Unit Testing as an afterthought

Something you hear a lot in the development world is "We'll write unit tests if we have time," which usually means "we'll go back and take a look at the huge stack of code we are about to toss over the wall to QA and try to write tests for all of it." Quite often it is the case that some tests are better than none, but as part of a mature development process, this is the wrong way to view unit tests.

If your motivation for writing unit tests is that you do it so that you can put a check mark on a development process list, you are missing the point of writing the tests in the first place. Writing the tests as you go (as mini test harnesses to help quickly test and guide development, or immediately along with development to test edge cases and cyclomatic complexity pathways) helps you to write more accurate code more quickly, which is what most people would say their goal is in the first place when they set out to commit acts of programming on their trusting clients' code bases.

Very often it is the case that writing tests for a given piece of code leads to a much better understanding of the code under test, which helps to a) write the correct code and b) be able to explain and understand it later when you need to look at it again, or when a colleague or QA tester comes calling.

Writing unit tests is like showing your work in elementary school -- the point is not to write down an answer, it is to work through the process so that you understand what you actually are doing. And with unit tests we have an added bonus: the tests are repeatable and automatable, and they inform future developers (including the author of the code) of the intent and purpose of the code under test quickly and clearly, in a way that just reading the tested code alone cannot.

2 comments:

Anonymous said...

I have yet to encounter someone that argues that unit tests are a Good Thing TM. Where I've seen the effort to unit test fail is in how willing people are to burn calories on it. For most folks, including myself, a period of actively writing the unit tests along with the code is needed to see their value. Until someone experiences first-hand that it actually saves time in the long run, it's very difficult to get them to fully embrace unit tests.
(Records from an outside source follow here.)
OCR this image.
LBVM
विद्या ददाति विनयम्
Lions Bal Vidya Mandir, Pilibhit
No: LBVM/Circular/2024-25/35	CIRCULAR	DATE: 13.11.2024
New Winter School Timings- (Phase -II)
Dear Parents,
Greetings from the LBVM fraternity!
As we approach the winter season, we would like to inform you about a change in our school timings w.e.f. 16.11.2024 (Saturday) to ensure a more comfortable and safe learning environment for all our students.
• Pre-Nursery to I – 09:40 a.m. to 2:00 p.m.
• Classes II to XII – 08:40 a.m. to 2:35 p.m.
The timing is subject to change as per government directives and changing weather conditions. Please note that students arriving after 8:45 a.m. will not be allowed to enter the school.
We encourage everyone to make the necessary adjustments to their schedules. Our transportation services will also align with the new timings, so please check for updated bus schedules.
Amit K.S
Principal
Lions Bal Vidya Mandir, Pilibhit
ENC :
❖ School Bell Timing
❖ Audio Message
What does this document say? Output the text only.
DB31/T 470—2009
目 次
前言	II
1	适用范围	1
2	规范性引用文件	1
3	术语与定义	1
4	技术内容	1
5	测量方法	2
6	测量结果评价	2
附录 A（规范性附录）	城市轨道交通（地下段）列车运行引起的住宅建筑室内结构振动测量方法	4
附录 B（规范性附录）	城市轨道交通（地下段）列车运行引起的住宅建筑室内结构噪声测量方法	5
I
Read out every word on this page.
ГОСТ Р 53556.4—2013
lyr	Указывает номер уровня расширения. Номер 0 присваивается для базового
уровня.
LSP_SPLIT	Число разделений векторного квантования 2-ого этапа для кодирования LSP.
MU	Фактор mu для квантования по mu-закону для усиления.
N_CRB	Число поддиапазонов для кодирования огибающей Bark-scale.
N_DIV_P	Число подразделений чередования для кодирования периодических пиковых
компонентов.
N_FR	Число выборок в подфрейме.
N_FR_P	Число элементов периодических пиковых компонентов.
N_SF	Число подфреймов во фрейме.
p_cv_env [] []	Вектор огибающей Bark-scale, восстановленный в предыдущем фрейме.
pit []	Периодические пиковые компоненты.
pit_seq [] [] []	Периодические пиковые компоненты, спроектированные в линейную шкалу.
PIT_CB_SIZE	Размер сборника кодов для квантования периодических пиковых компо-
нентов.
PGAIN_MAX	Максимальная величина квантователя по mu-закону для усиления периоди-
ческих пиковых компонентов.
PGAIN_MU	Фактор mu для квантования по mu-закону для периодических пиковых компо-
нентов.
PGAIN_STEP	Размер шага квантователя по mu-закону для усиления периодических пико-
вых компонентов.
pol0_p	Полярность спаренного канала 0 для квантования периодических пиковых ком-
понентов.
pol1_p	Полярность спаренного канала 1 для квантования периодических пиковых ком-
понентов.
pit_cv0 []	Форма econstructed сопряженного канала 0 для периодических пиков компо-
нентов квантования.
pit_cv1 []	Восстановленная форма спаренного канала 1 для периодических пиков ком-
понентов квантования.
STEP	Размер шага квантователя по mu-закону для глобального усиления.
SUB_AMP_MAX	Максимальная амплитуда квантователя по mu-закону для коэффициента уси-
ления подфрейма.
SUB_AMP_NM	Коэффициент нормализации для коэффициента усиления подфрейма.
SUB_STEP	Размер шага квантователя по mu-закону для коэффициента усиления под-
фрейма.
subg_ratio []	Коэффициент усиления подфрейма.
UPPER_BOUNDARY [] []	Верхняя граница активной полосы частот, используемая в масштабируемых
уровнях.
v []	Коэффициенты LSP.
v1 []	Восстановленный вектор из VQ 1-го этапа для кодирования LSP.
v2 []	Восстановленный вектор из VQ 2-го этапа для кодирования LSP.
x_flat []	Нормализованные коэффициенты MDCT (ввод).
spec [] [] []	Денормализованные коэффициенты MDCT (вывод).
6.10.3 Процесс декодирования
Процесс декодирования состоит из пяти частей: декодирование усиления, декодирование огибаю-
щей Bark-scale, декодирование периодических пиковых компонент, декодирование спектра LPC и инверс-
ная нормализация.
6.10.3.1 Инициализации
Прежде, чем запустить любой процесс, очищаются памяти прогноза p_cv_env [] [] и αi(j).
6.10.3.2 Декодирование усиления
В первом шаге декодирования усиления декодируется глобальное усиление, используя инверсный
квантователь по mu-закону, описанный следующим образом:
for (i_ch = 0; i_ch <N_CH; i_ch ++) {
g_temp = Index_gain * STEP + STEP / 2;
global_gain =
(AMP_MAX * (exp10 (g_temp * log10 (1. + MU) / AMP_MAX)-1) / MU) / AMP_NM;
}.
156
I think the fundamental cause of this is the confusion of activity with accomplishment. The emphasis is almost universally to keep slinging code. Developers work harder instead of smarter because most of the time the perception is that more typing equals more work. It's like a carpenter not building a jig because those thirty minutes don't produce any walls, even if the jig would be used for days to come.

Leo said...

Very well put Sarge -- I encounter the "we don't have time" argument *all* the time, and it is impossible to counter with a short-term specific argument if folks don't embrace the quality + time savings aspects in the first place.

Great analogy about the carpenter's jig -- that's it in a nutshell.